Lecture: Lauren Goodlad "The Way We Historicize Now" (2/1/2013)



Lauren Goodlad: The Way We Historicize Now
Friday 1 February, 2013
4 - 6pm, $0
The Graduate Center
365 Fifth Avenue, Room 4406

This lecture draws on a forthcoming study, The Victorian Geopolitical Aesthetic: Realism, Sovereignty and Transnational Experience, to reflect on the emergence of neoformalist, “descriptive,” and “surface” approaches to reading literature and culture, inspired partly by Bruno Latour’s ontological turn to actor-network theory. As a study of realism, The Victorian Geopolitical Aesthetic is itself a species of neoformalism but one that resists the idea that contextualization is a fatal distraction from “what is in plain view” (Felski).
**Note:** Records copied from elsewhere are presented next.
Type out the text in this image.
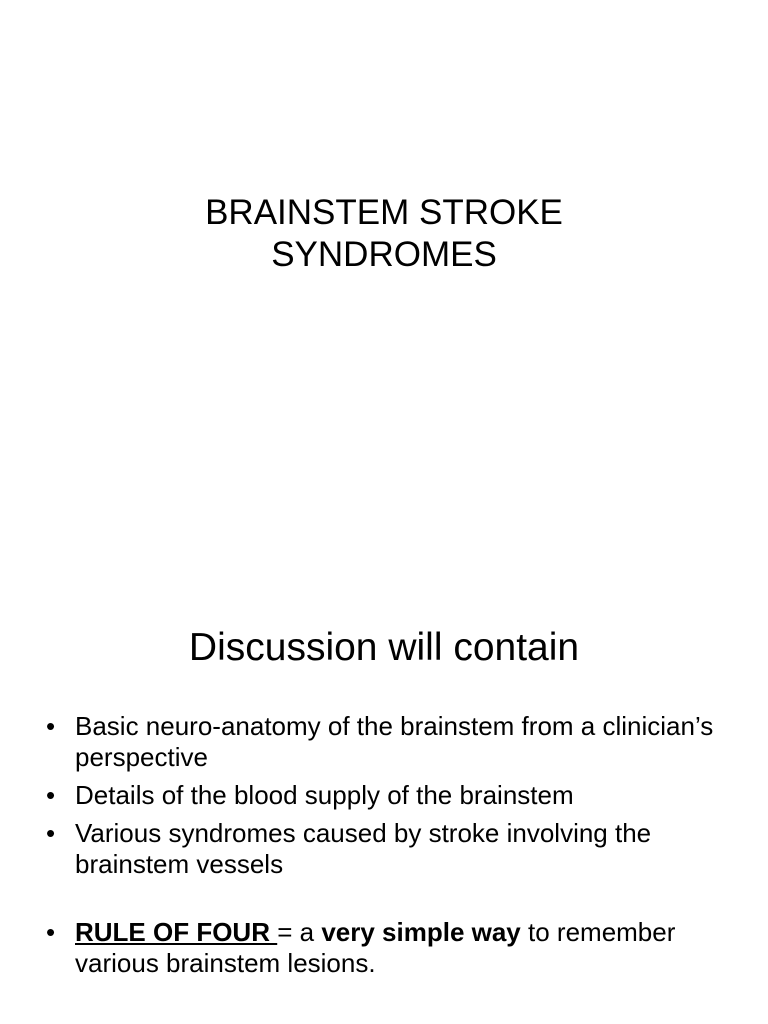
BRAINSTEM STROKE
SYNDROMES
Discussion will contain
• Basic neuro-anatomy of the brainstem from a clinician’s perspective
• Details of the blood supply of the brainstem
• Various syndromes caused by stroke involving the brainstem vessels
• RULE OF FOUR = a very simple way to remember various brainstem lesions.
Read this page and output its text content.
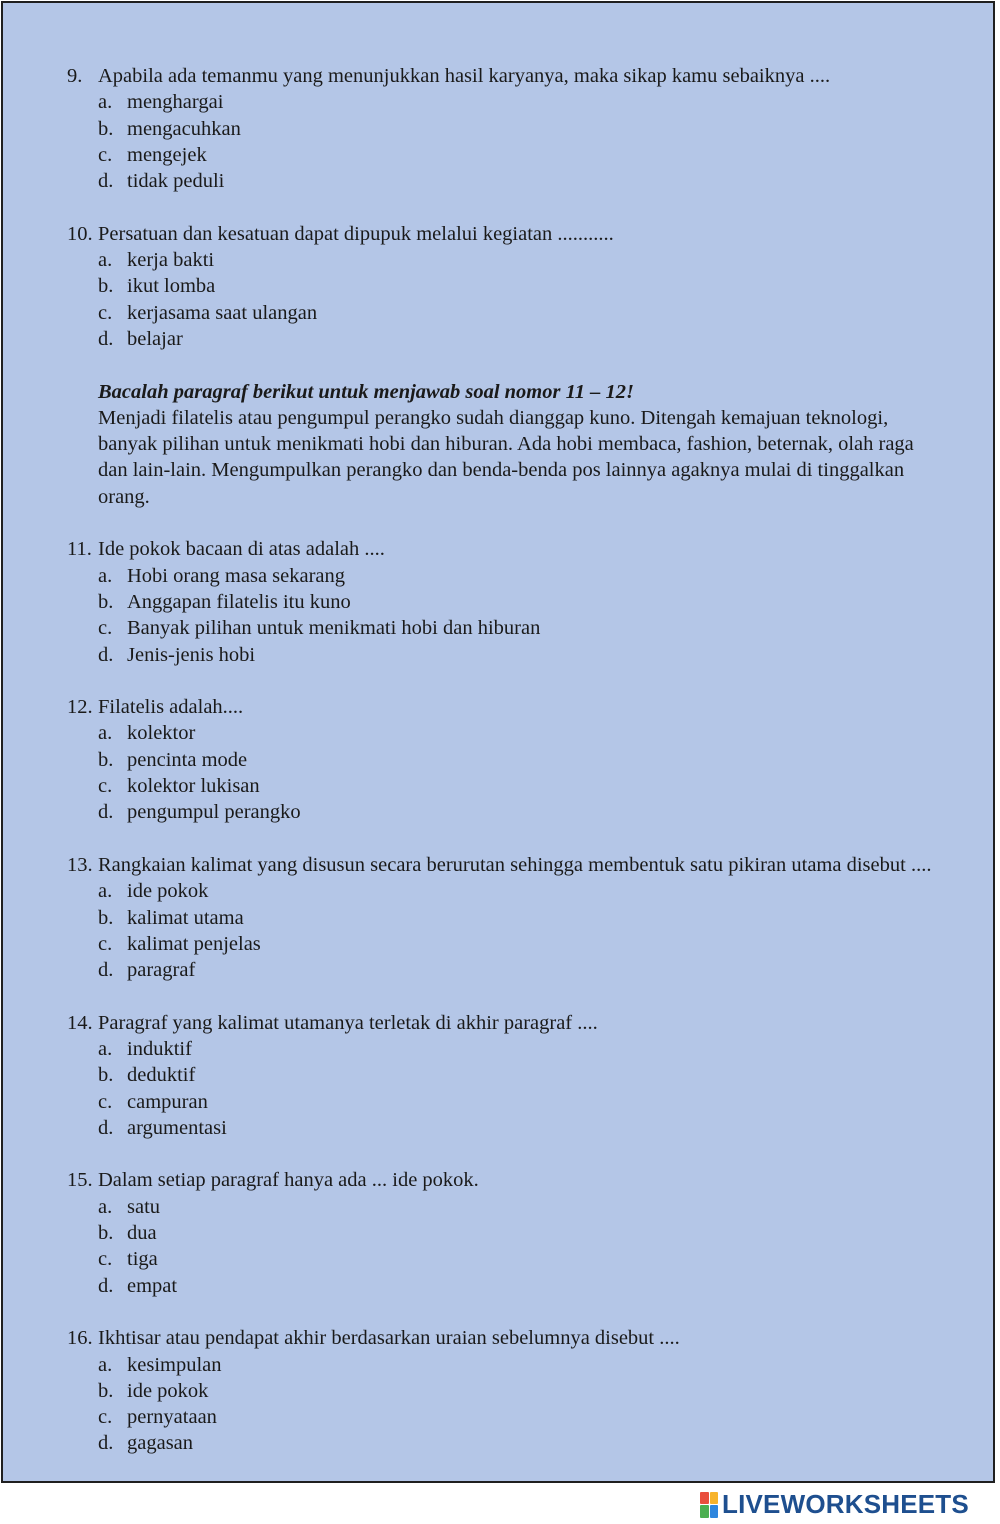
9. Apabila ada temanmu yang menunjukkan hasil karyanya, maka sikap kamu sebaiknya ....
a. menghargai
b. mengacuhkan
c. mengejek
d. tidak peduli
10. Persatuan dan kesatuan dapat dipupuk melalui kegiatan ...........
a. kerja bakti
b. ikut lomba
c. kerjasama saat ulangan
d. belajar
Bacalah paragraf berikut untuk menjawab soal nomor 11 – 12!
Menjadi filatelis atau pengumpul perangko sudah dianggap kuno. Ditengah kemajuan teknologi, banyak pilihan untuk menikmati hobi dan hiburan. Ada hobi membaca, fashion, beternak, olah raga dan lain-lain. Mengumpulkan perangko dan benda-benda pos lainnya agaknya mulai di tinggalkan orang.
11. Ide pokok bacaan di atas adalah ....
a. Hobi orang masa sekarang
b. Anggapan filatelis itu kuno
c. Banyak pilihan untuk menikmati hobi dan hiburan
d. Jenis-jenis hobi
12. Filatelis adalah....
a. kolektor
b. pencinta mode
c. kolektor lukisan
d. pengumpul perangko
13. Rangkaian kalimat yang disusun secara berurutan sehingga membentuk satu pikiran utama disebut ....
a. ide pokok
b. kalimat utama
c. kalimat penjelas
d. paragraf
14. Paragraf yang kalimat utamanya terletak di akhir paragraf ....
a. induktif
b. deduktif
c. campuran
d. argumentasi
15. Dalam setiap paragraf hanya ada ... ide pokok.
a. satu
b. dua
c. tiga
d. empat
16. Ikhtisar atau pendapat akhir berdasarkan uraian sebelumnya disebut ....
a. kesimpulan
b. ide pokok
c. pernyataan
d. gagasan
LIVEWORKSHEETS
Both deeply synchronic and invested in the importance of elucidating globalization’s longue durée, The Victorian Geopolitical Aesthetic looks at serialized realism in its nineteenth-century as well as present-day instantiations. Although Victorian liberalism and today’s neoliberalism differ substantially, both share a fascination with the trope of the racialized alien within, a figure conducive to the realist narratives of capitalist globalization of Gustave Flaubert, Anthony Trollope, George Eliot, and today’s “quality” television. The call for an ethically and aesthetically attentive critical practice is most welcome; but, like a swing of the pendulum, a too adamant rejection of “suspicious reading” reproduces a new "paranoia" without attending the substance of Eve Sedgwick’s judicious mid-90s critique. By helping both to form histories and historicize forms across spatial networks and long and short durations of time, the notion of the geopolitical aesthetic works against the critical stalemate that pits a surface-focused ethics of reading against a depth-focused politics of reading.